Sunday, August 9, 2009

Reference models - what examples exist in mature domains

To gain an insight into reference models we can examine how more industry deal with reference models. I am looking at this through a very narrow lenst focusing on patterns for the built environment.

In Alexander's seminal work on Patterns he describes a set of patterns. Some of these patterns relate to each other. The patterns based on the physical size of what they apply to i.e. first come those applying to large areas (e.g. towns), then comes patterns relating to buildings, then to space in buildings (e.g. rooms), then patterns relating to elements within buildings (e.g. column details).

We could regard these as a reference model (RM) for design.

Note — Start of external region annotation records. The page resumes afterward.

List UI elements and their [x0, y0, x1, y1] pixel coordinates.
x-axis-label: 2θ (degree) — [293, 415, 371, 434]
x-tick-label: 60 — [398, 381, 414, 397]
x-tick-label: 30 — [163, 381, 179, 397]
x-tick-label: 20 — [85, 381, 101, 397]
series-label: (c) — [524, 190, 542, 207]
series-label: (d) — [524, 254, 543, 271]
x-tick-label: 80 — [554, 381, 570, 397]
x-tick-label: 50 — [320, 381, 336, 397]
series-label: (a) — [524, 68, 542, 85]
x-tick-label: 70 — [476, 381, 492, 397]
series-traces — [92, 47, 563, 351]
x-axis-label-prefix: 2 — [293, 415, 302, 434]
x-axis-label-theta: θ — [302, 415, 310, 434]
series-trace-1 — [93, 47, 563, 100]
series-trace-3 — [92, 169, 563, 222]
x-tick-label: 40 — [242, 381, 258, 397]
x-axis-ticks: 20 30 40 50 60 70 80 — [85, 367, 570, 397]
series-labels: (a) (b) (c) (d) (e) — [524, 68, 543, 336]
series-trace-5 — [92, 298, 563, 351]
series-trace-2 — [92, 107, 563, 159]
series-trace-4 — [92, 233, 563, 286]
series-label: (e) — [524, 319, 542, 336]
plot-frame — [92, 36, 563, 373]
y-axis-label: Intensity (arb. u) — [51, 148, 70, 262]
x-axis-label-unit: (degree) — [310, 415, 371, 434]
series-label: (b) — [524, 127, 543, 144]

These patterns as a whole sit beside an extant set of reference models some of which are so well known that they hardly need articulation e.g. lists of:
  • types of space - rooms - a dwelling could have;
  • functions a dwelling could facilitate;
  • measures: structure, construction, lighting, acoustics etc.;
As well as beside reference models that are encapsulated within various regulations and laws, or by technologies
  • building best practice (codes)
  • products
  • safety and efficiency
  • etc.
Lastly we could consider the set of psychological and physiological requirements people have for a buildings:
  • warmth, quiet
  • peaceful, welcoming
The original work, while seminal, has several limitations resulting from a lack of semantic precision and the form of the work (a document). These are that:
  • it does not relate the patterns RM to other RMs requirements, space-types, functions, products etc. which as a set are the constraints reflect requirements and technologies.
  • the mode of presentation does allow one to automate the analyse of the use of patterns for referential of inferential integrity.
These limitations can be now be easily addressed with modern methods of managing reference models.

Perhaps in architectural domain they can be effectively dealt with be people (though looking at building one sometimes wondered). But I don't think this is true in some other increasingly complex domains where technology and expectations change too rapidly to allow best practice to encapsulated in documents, taught in a professional school, and reflected in regulations.